Validation / Pre-pipeline Scripts

This subfolder contains three validation scripts designed to ensure the integrity and correctness of configuration, metadata, and RNA-seq dataframe files used in the REMIND-Cancer project.

1. `validate_configuration_file.py`

This script validates paths in the configuration file to ensure they exist and are correctly formatted.

Usage:

python src/utils/validate_configuration_file.py -c path/to/configuration_file.json

Checks Performed:

Ensures the configuration file exists.
Verifies that paths (except path_to_results) are valid.
Checks if path_to_fimo_executable is an executable file.
Reports missing or incorrectly formatted paths.

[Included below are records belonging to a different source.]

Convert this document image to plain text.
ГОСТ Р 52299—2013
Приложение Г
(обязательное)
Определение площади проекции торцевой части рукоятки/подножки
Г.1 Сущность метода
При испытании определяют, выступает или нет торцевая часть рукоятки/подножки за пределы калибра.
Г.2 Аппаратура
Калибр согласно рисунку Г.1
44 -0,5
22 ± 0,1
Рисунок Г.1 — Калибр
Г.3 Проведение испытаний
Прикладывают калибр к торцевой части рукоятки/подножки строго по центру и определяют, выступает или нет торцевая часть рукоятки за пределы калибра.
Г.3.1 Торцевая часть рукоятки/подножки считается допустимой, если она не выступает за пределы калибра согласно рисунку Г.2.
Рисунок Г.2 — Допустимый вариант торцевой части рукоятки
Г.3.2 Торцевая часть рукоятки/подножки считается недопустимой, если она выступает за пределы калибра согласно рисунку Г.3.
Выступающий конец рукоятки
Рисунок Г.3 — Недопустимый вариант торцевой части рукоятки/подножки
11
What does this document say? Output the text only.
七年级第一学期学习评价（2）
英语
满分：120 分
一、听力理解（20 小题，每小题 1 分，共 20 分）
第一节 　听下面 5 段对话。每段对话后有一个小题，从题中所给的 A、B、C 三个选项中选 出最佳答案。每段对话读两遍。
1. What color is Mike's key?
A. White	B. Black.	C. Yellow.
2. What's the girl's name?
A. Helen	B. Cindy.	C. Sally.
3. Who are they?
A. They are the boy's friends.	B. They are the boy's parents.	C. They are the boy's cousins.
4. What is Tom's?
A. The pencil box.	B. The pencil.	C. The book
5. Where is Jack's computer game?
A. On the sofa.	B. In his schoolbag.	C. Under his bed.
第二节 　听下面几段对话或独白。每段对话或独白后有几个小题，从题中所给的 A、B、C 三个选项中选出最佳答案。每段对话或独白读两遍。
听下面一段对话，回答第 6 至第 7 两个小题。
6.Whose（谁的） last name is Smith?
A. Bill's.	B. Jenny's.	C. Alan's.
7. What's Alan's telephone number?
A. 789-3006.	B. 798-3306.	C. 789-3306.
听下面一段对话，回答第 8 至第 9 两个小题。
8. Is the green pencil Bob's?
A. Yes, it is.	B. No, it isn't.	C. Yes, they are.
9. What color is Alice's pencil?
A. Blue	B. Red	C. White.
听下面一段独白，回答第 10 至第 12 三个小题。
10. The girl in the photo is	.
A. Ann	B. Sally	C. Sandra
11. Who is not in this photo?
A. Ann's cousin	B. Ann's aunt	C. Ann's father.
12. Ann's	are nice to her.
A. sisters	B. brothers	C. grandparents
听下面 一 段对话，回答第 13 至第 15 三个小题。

2. `validate_metadata_file.py`

This script validates a metadata CSV file by checking required columns and ensuring referenced files exist.

Usage:

python src/utils/validate_metadata_file.py -m path/to/metadata.csv

Checks Performed:

Ensures the metadata file exists.
Confirms required columns exist:pid, tumor_origin, path_to_wgs_file, cohort, ge_data_available.
Verifies whether all path_to_wgs_file entries exist.
Checks the validity of corresponding VCF files (expects .vcf filenames based on .wgs entries).
Prints the number of valid WGS and VCF files.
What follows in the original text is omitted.